• 29
    camia bileşenlerinin ayrışmasını 1984 yılında derwall güzelce ortaya koymuştu. öncelikle dönemin galatasaray futbol takımını tasviri, içinde bulunduğumuz döneme ne de uygun...

    "...bizim istediğimiz tür antrenmanlar için kesinlikle uygun olmayan futbolcular vardı ortada. kaybetmeye mahkum tipler, bedavacılar, aylaklar ve gerçek anlamda 'emekliler'."

    özellikle kulübü yönetenlerin (sadece yönetimden bahsetmiyor, derin galatasaray'dan söz ediyor) taraftara olan uzaklığını çok güzel fark etmiş sayın derwall. türkiye anıları kitabında "sürekli bu camiada bir gariplik var diyordum, kulübü, takımı ve sokaktaki taraftarı birbirinden tümüyle ayıran bir şeyler yaşanmış olmalıydı. yıllar boyunca oluşan mesafe giderek büyümüş; tartışmadan, konuşmadan, yan yana ama birlikte paylaşılmadan yaşanmış olmalıydı. ne olduğunu o gün anladım." diyor.

    "...uzun bir çalışma gününün ardından hak edilmiş içkimizi yudumlamak üzere hoş ve tanınmış bir barın restoranında oturuyorduk... mustafa* ve ben barın tezgahına yaslanmış sohbet ediyorduk ki, hepimizin çok iyi tanıdığı bir galatasaray hayranı ve iş adamı olan çok sempatik bir bey yanımıza geldi... bir süre şundan bundan konuştuktan sonra bu bey bana, hoşuma gidecek, beni rahatlatıp destekleyecek, ama aynı zamanda da yardımcı olacak bir şeyler söylemek istedi. şöyle konuştu:
    - bay derwall, çalışmalardan, sonuçlardan ve gazetelerin günlük eleştirilerinden hoşnut olmadığınızı biiliyorum. cesaretinizi kaybetmeyin. kitle ve bizimle aynı fikirde olmayan bir yığın insan bizi ne ilgilendirir ki? galatasaray biziz bay derwall ve çizgiyi biz belirleriz. biz 'high society'iz, bunu bilmelisiniz."
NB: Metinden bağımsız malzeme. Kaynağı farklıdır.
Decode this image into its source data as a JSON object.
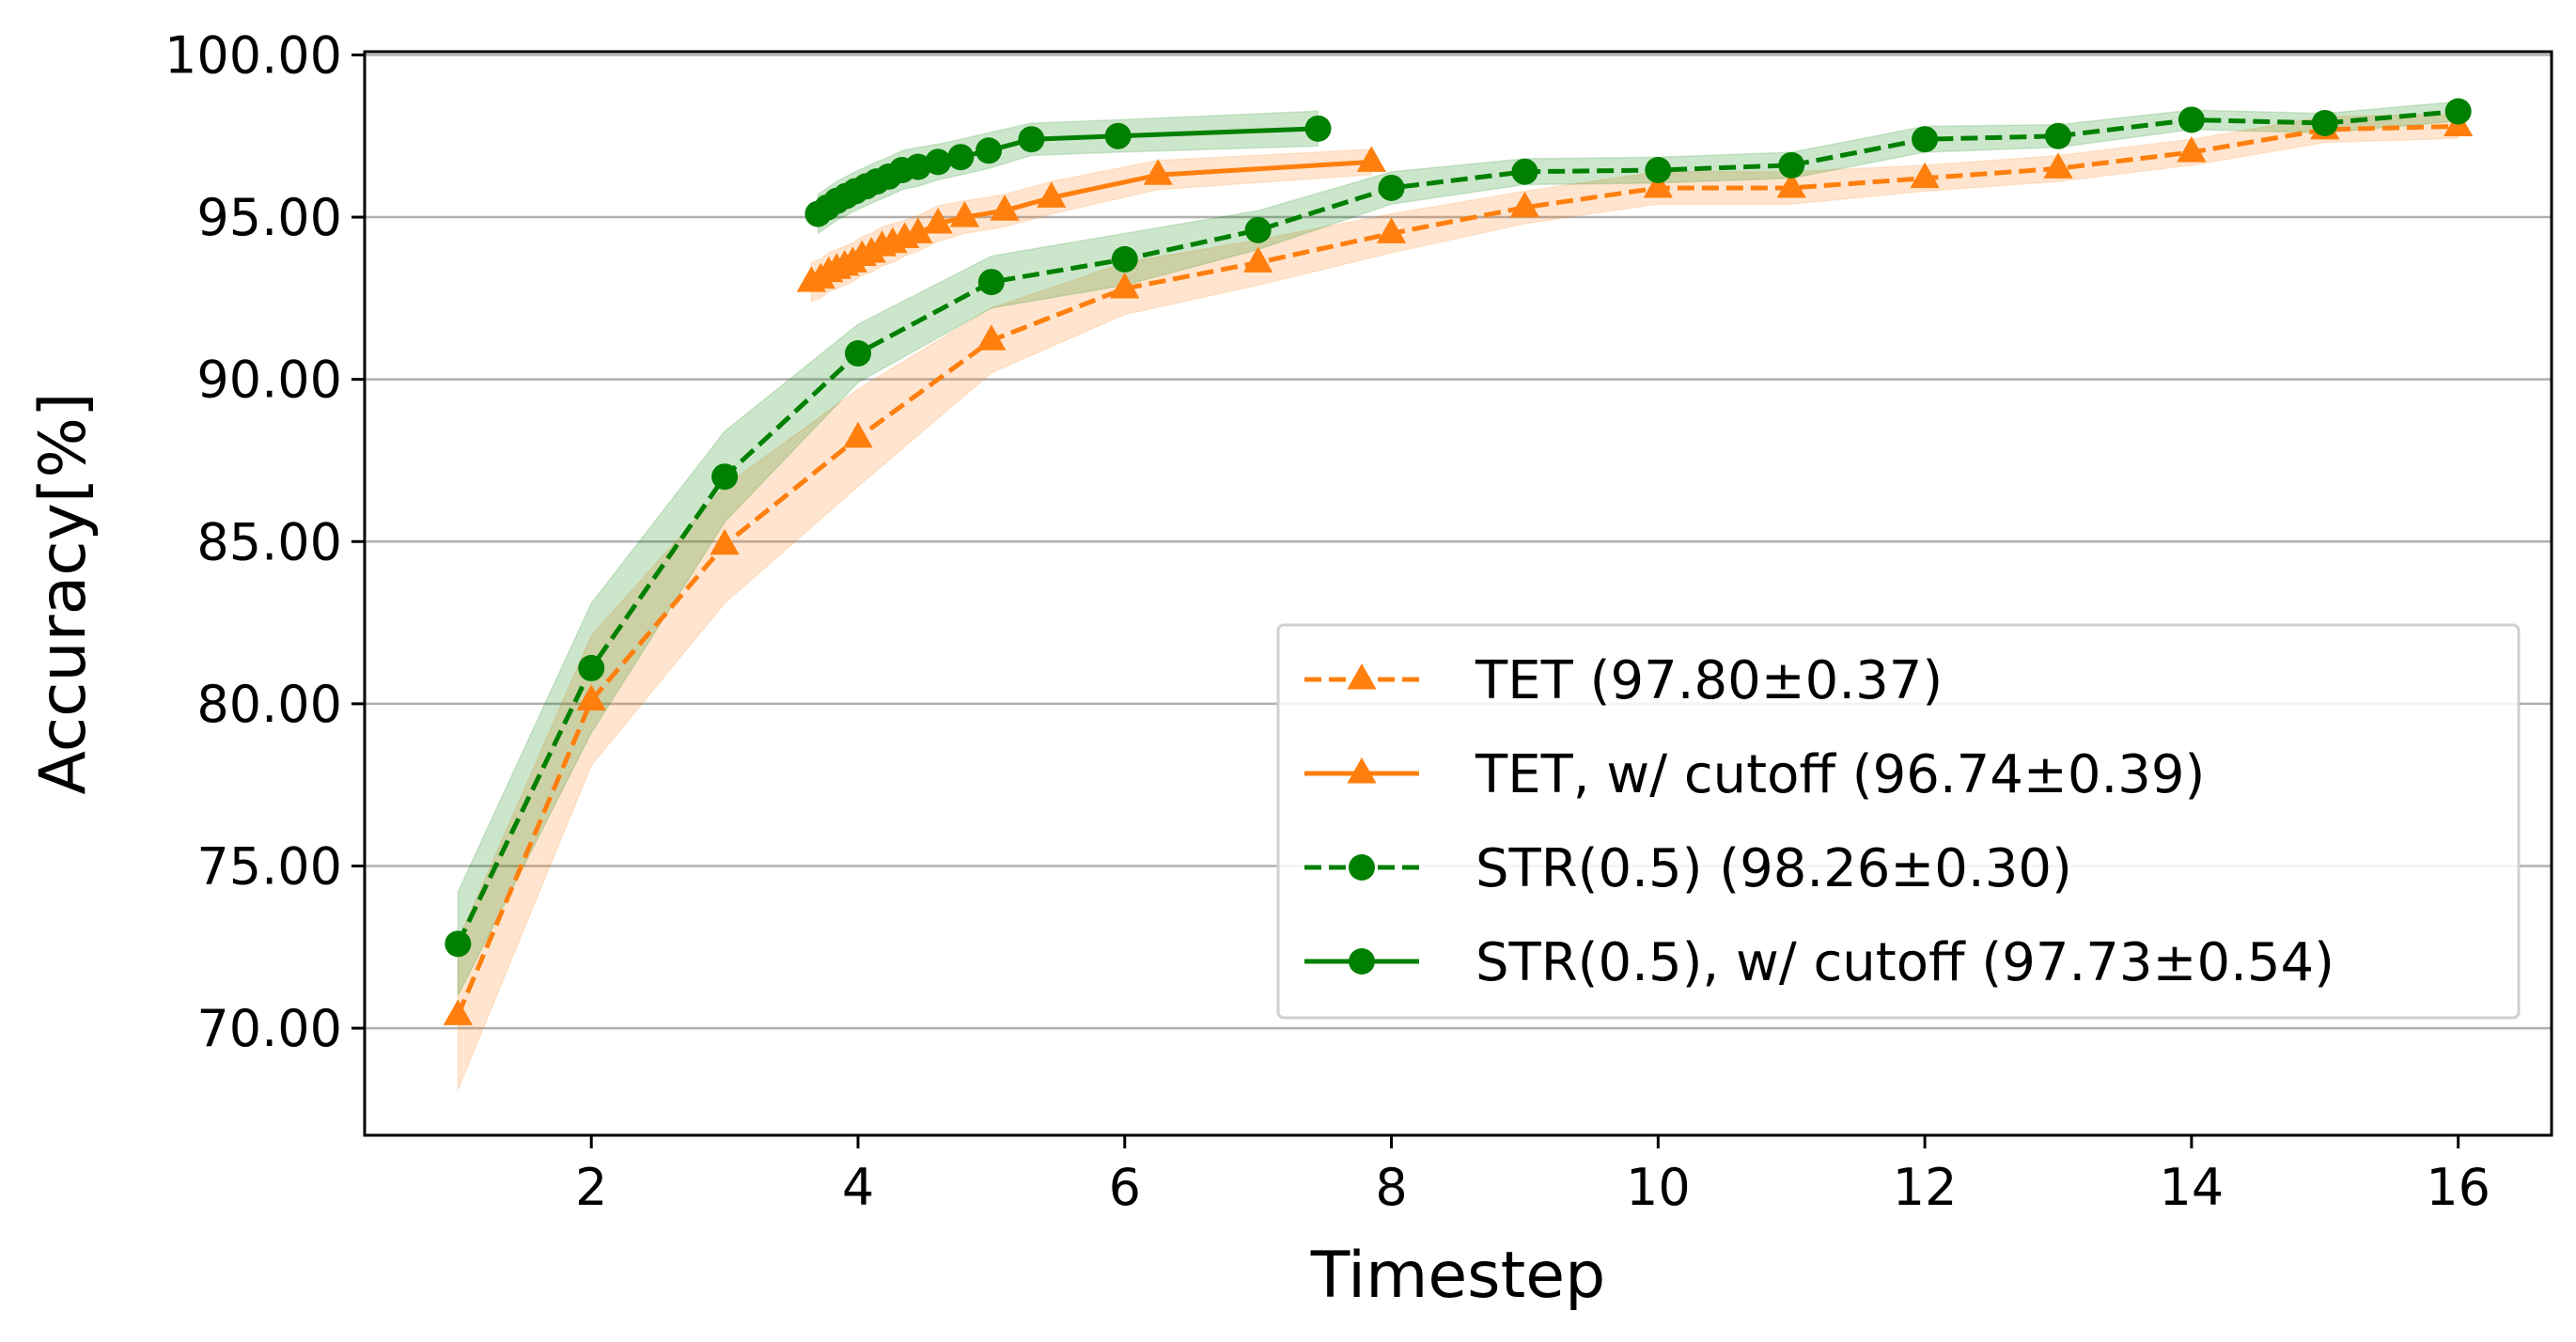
{
  "chart_data": {
    "type": "line",
    "title": "",
    "xlabel": "Timestep",
    "ylabel": "Accuracy[%]",
    "xlim": [
      0.3,
      16.7
    ],
    "ylim": [
      66.7,
      100.1
    ],
    "xticks": [
      2,
      4,
      6,
      8,
      10,
      12,
      14,
      16
    ],
    "xtick_labels": [
      "2",
      "4",
      "6",
      "8",
      "10",
      "12",
      "14",
      "16"
    ],
    "yticks": [
      70,
      75,
      80,
      85,
      90,
      95,
      100
    ],
    "ytick_labels": [
      "70.00",
      "75.00",
      "80.00",
      "85.00",
      "90.00",
      "95.00",
      "100.00"
    ],
    "grid": "horizontal",
    "legend_position": "lower-right",
    "series": [
      {
        "name": "TET (97.80±0.37)",
        "color": "#ff7f0e",
        "linestyle": "dashed",
        "marker": "triangle",
        "x": [
          1,
          2,
          3,
          4,
          5,
          6,
          7,
          8,
          9,
          10,
          11,
          12,
          13,
          14,
          15,
          16
        ],
        "y": [
          70.4,
          80.1,
          84.9,
          88.2,
          91.2,
          92.8,
          93.6,
          94.5,
          95.3,
          95.9,
          95.9,
          96.2,
          96.5,
          97.0,
          97.7,
          97.8
        ],
        "band": [
          2.3,
          2.0,
          1.8,
          1.5,
          1.0,
          0.8,
          0.7,
          0.6,
          0.5,
          0.5,
          0.5,
          0.4,
          0.4,
          0.4,
          0.4,
          0.37
        ]
      },
      {
        "name": "TET, w/ cutoff (96.74±0.39)",
        "color": "#ff7f0e",
        "linestyle": "solid",
        "marker": "triangle",
        "x": [
          3.65,
          3.72,
          3.78,
          3.84,
          3.9,
          3.96,
          4.03,
          4.1,
          4.18,
          4.26,
          4.35,
          4.45,
          4.6,
          4.8,
          5.1,
          5.45,
          6.25,
          7.85
        ],
        "y": [
          93.0,
          93.1,
          93.3,
          93.4,
          93.5,
          93.6,
          93.8,
          93.9,
          94.1,
          94.2,
          94.35,
          94.5,
          94.8,
          95.0,
          95.2,
          95.6,
          96.3,
          96.7
        ],
        "band": [
          0.6,
          0.6,
          0.6,
          0.6,
          0.6,
          0.6,
          0.6,
          0.6,
          0.6,
          0.6,
          0.55,
          0.55,
          0.55,
          0.5,
          0.5,
          0.5,
          0.45,
          0.39
        ]
      },
      {
        "name": "STR(0.5) (98.26±0.30)",
        "color": "#008000",
        "linestyle": "dashed",
        "marker": "circle",
        "x": [
          1,
          2,
          3,
          4,
          5,
          6,
          7,
          8,
          9,
          10,
          11,
          12,
          13,
          14,
          15,
          16
        ],
        "y": [
          72.6,
          81.1,
          87.0,
          90.8,
          93.0,
          93.7,
          94.6,
          95.9,
          96.4,
          96.45,
          96.6,
          97.4,
          97.5,
          98.0,
          97.9,
          98.26
        ],
        "band": [
          1.6,
          2.0,
          1.4,
          0.9,
          0.8,
          0.8,
          0.6,
          0.5,
          0.4,
          0.4,
          0.4,
          0.4,
          0.35,
          0.3,
          0.3,
          0.3
        ]
      },
      {
        "name": "STR(0.5), w/ cutoff (97.73±0.54)",
        "color": "#008000",
        "linestyle": "solid",
        "marker": "circle",
        "x": [
          3.7,
          3.77,
          3.84,
          3.91,
          3.98,
          4.06,
          4.14,
          4.23,
          4.33,
          4.45,
          4.6,
          4.77,
          4.98,
          5.3,
          5.95,
          7.45
        ],
        "y": [
          95.1,
          95.3,
          95.5,
          95.65,
          95.8,
          95.95,
          96.1,
          96.25,
          96.45,
          96.55,
          96.7,
          96.85,
          97.05,
          97.4,
          97.5,
          97.73
        ],
        "band": [
          0.6,
          0.6,
          0.6,
          0.6,
          0.6,
          0.6,
          0.6,
          0.6,
          0.6,
          0.6,
          0.55,
          0.55,
          0.55,
          0.5,
          0.5,
          0.54
        ]
      }
    ]
  }
}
    tabii sonrasında derwall yıldırım çarpmışa dönüyor ve bir bahaneyle "o bey"in yanından ayrılıyor. derwall'in tespiti günümüzün ibretlik sayfalarında yerini alıyor. bu "high society" olur olmaz, lise olur olmaz, iktidar olur olmaz. önemli değil. adına ne derseniz deyin, o yıllardaki derin uçurumun günümüzde de yaşandığını görmek mümkün.